Doctors needn't go abroad to study subspecialities
Maharashtra University of Health Sciences will be partnering with private hospitals to offer fellowships to medical students in subjects that were earlier not offered in India
Noting that most medical students in the state prefer to abandon India for foreign shores to pursue subspecialty courses in medicine and surgery, the Maharashtra University of Health Sciences (MUHS) has decided to partner with the state's private hospitals to start fellowship programmes.
Private-public venture: The MUHS has already identified around 25
subspecialty subjects -- including Endocrinology, Laparoscopy, Vascular
surgery, Nuclear medicine, Geriatrics and Paediatric neurology -- in which
the fellowships will be offered. Representation Pic
The MUHS has already identified around 25 subspecialty subjects -- including Endocrinology, Laparoscopy, Vascular surgery, Nuclear medicine, Geriatrics and Paediatric neurology -- in which the fellowships will be offered.
"Most students prefer to go to foreign universities to specialise in a certain field, after their completing their postgraduation studies. They do this because these subspecialities are not offered at recognised centres in India. Realising that a number of private hospitals in cities -- especially Mumbai -- have doctors practicing these subspecialties, we have decided to start fellowship programmes, which will be recognised by the MUHS," said Dr Arun Jamkar, vice-chancellor of MUHS.
The university has now created a fellowship board, with representatives of private hospitals on its rolls -- to draw up the course details. Dr Gustad Daver, medical director, P D Hinduja hospital, said, "All the courses will extend for a minimum period of one year and a maximum period of two years. The students will also receive a sum as stipend for the entire course period, in which they will get hands-on training. The university will conduct entrance examinations for admission. We are now busy working out the curriculum details."

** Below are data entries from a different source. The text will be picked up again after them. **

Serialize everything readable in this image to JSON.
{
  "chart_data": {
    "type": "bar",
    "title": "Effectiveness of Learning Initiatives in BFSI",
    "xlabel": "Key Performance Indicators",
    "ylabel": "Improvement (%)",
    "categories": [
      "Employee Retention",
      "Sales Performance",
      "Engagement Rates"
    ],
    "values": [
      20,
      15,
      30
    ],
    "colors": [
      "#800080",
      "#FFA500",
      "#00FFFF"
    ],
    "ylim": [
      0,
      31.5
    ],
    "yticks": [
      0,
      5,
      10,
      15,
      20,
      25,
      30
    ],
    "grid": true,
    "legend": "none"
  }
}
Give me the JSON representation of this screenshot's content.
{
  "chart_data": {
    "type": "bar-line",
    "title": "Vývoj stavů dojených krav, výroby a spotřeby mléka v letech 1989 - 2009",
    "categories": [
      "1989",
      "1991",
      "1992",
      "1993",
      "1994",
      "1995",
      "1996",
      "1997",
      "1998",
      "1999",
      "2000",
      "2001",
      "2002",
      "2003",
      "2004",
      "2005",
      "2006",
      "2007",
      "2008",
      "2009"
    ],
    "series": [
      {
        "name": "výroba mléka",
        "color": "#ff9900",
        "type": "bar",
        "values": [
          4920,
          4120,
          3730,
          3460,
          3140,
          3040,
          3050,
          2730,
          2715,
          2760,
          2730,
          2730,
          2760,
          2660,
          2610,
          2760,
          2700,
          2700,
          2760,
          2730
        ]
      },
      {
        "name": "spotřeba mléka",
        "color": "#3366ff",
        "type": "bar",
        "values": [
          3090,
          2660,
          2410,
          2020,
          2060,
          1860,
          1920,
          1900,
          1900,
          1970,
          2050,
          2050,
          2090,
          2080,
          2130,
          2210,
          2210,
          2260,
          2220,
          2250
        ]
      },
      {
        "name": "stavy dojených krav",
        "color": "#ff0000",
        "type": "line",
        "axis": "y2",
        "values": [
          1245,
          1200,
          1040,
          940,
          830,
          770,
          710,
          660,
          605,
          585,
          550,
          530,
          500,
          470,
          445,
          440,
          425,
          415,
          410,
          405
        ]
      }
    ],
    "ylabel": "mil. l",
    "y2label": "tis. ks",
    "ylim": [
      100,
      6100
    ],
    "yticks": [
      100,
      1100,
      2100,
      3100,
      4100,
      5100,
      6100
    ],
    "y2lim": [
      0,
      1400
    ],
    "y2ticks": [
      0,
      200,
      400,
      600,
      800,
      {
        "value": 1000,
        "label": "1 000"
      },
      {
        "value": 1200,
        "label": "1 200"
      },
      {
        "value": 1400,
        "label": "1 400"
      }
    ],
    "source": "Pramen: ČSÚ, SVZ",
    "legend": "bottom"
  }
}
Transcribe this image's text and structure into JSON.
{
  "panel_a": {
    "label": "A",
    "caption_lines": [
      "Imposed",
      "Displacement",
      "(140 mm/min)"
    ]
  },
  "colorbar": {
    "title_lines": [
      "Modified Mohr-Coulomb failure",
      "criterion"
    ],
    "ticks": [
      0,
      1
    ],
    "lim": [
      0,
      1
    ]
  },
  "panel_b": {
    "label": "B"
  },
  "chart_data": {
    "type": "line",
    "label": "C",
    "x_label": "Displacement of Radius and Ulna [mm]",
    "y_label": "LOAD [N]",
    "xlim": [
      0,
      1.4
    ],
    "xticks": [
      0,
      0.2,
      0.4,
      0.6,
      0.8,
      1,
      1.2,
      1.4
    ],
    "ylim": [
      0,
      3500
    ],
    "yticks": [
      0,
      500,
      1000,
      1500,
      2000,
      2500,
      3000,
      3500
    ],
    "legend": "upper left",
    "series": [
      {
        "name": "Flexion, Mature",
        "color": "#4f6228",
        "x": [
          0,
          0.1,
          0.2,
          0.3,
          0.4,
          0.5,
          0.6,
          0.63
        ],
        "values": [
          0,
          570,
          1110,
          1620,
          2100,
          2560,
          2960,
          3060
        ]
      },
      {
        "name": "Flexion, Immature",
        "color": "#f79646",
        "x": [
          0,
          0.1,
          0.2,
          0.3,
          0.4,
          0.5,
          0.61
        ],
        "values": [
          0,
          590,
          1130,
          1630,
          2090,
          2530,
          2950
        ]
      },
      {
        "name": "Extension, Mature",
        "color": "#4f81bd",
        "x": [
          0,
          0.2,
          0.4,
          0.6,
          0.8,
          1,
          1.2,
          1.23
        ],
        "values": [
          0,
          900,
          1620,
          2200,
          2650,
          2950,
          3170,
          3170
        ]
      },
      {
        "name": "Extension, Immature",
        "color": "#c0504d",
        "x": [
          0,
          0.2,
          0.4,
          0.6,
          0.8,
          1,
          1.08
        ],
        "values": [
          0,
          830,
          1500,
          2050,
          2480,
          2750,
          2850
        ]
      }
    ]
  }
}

"By this public private partnership, the untapped expertise existing in private hospitals will be tapped for the benefit of young doctors," he added.
At present, private hospitals only offer courses that are recognised by the Diplomat National Board (DNB). "The DNB norms are stringent, as a result of which we cannot offer courses in all the possible subspecialties. With the MUHS fellowships, students will be benefited by the wider variety of subspecialties on offer," added Daver.
Dr Anup Ramani, robotic uro-oncologist at Lilavati hospital, said, "When I completed my postgraduation in Urology from Sion hospital, there was no institution offering a subspecialty course in robotic uro-oncology. I had to go abroad for training. But today, there are surgeons in most private hospitals who have been received training in foreign universities and and are practicing here. They can turn teachers for our students pursing the subspecialties. These fellowships will help students save on money as well."